ShaneK / Matador

Front-end web interface for Bull Job Manager
MIT License
98 stars 51 forks source link

Locked up? Too many clients? #31

Closed GeoffreyPlitt closed 7 years ago

GeoffreyPlitt commented 8 years ago

I love the Matador UI. But it's slow for me.

It worked great when I was prototyping. But now in production, I have 6 queues, each with a worker, running in Redis, handling about 2-3 jobs per second each.

The workers run fine, but once they get going, maybe 15-30 mniutes later, the Matador UI gets stuck. The express path just times out at 30s. Refresh the browser and rebooting the workers doesn't seem to fix it.

It seems to get stuck after several hundred thousand jobs have completed, or when a lot of jobs are running at once. During this time, the jobs keep working hunky-dory. It's just the Madator UI

Once stuck, even if I stop all the workers, still stuck. Only clearing redis completely seems to unstick it.

Could there be some sort of redis locking happening? Or are there scaling issues with Bull or something?

Maybe Matador is trying to load hundreds and hundreds of job detaisl under the hood, eagerly? I would figure it should only lazy-load details once I drill down, and just get counts at first load.

GeoffreyPlitt commented 8 years ago

More: I think there's a definite scaling bug, where memory is consumed linearly with the number of jobs.

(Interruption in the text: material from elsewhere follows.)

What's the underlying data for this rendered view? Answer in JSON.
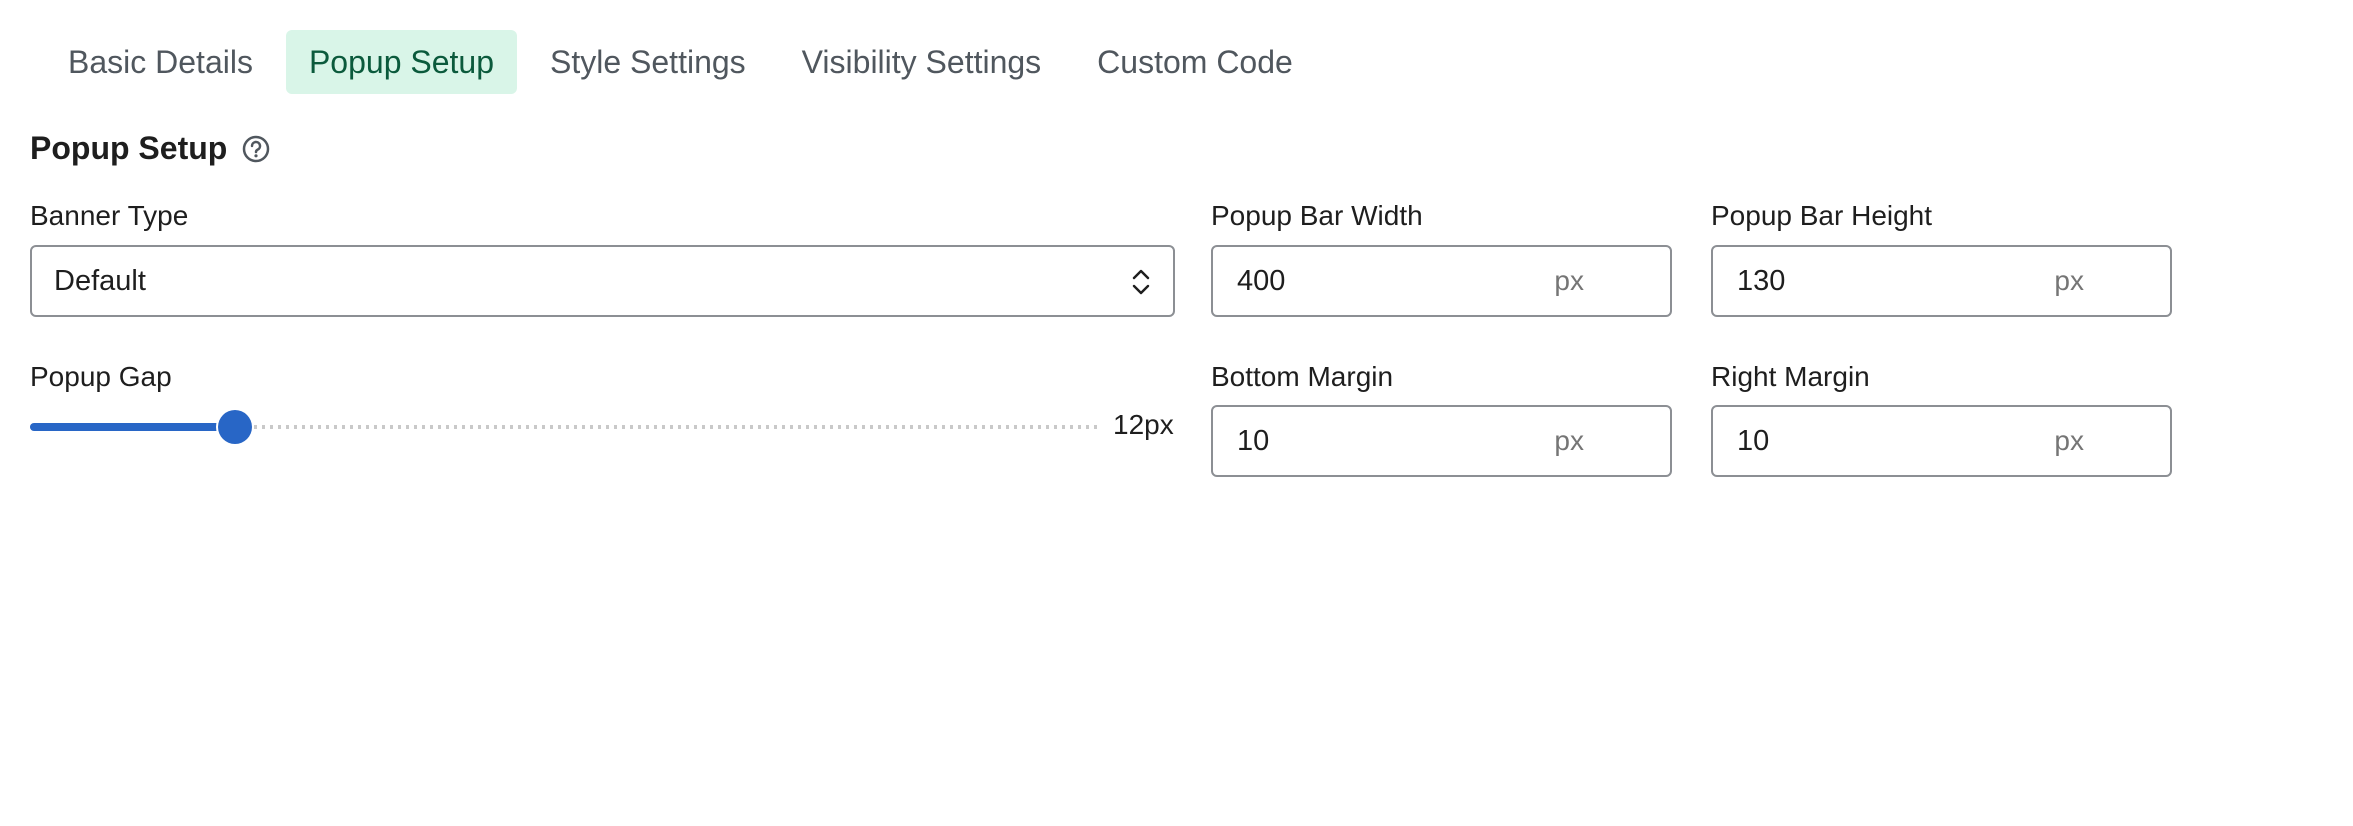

I'm getting out-of-memory errors that are definitely tied to the Bull/Matador route.

GeoffreyPlitt commented 8 years ago

@ShaneK Please help!

ShaneK commented 8 years ago

Hm, I haven't actually had any excuse to use Matador in a long time, but it doesn't surprise me that you might encounter issues with the web facing side if there are too many jobs. Knockout definitely has issues with very large lists (or at least the version of knockout I used when I wrote Matador). Is the back-end timing out if you hit the API directly? I would hope not, but if it is then I may need to look into making that part more efficient...

GeoffreyPlitt commented 8 years ago

@ShaneK Right so my question is, if I'm on the main Matador screen that just shows counts, these should be efficient API calls that only return counts, right? If my Bull system has hundreds of thousands of jobs, I don't expect Matador to load all the jobs. If it's loading all jobs, that would explain the slowness.

ShaneK commented 8 years ago

https://github.com/ShaneK/Matador/blob/master/models/redis.js

It appears we currently rely mostly on the keys command, which I've learned since isn't good in production environments, because it is blocking and will lock up resources if it's used frequently and/or on large sets of data.

This definitely needs to be updated to use scans instead.

GeoffreyPlitt commented 8 years ago

Gotcha.

I'm running a production environment right now, and this is blocking us. What should I do? Will this be fixed soon, or should I switch to a different UI altogether? I love this UI best among them, but I can't use something that breaks when I hit 100k jobs.

ShaneK commented 8 years ago

Unfortunately, I don't have much time to dedicate to programming during the week, and since my current work place does not use Bull, I can't justify working on it during work hours. I'll try to get it sorted out this weekend, but until this is fixed I definitely recommend not running Matador on your production environment, sadly :disappointed:

jeffreywescott commented 7 years ago

We are also seeing this. NewRelic says it's SMEMBERS and KEYS:

transactions_-_game_-_new_relic

FWIW, our completed queue has about 12k+ items in it.

GeoffreyPlitt commented 7 years ago

Hello,

I had this issue 6 mos ago, left Bull to use a different queueing system, and we're now coming back to Bull. Bull works great. But Matador still locks up for us after pumping a lot (100k) of items through queues.

Is anybody available to help troubleshoot this, or should we just go use something else?

jeffreywescott commented 7 years ago

We couldn't deal with Matador's instability, so we switched to Toureiro and haven't looked back.

ShaneK commented 7 years ago

Unfortunately I don't have the time or will to support this project anymore, so it sounds like Toureiro might be the way to go. I'm really sorry guys.

GeoffreyPlitt commented 7 years ago

Gotcha, thanks guys!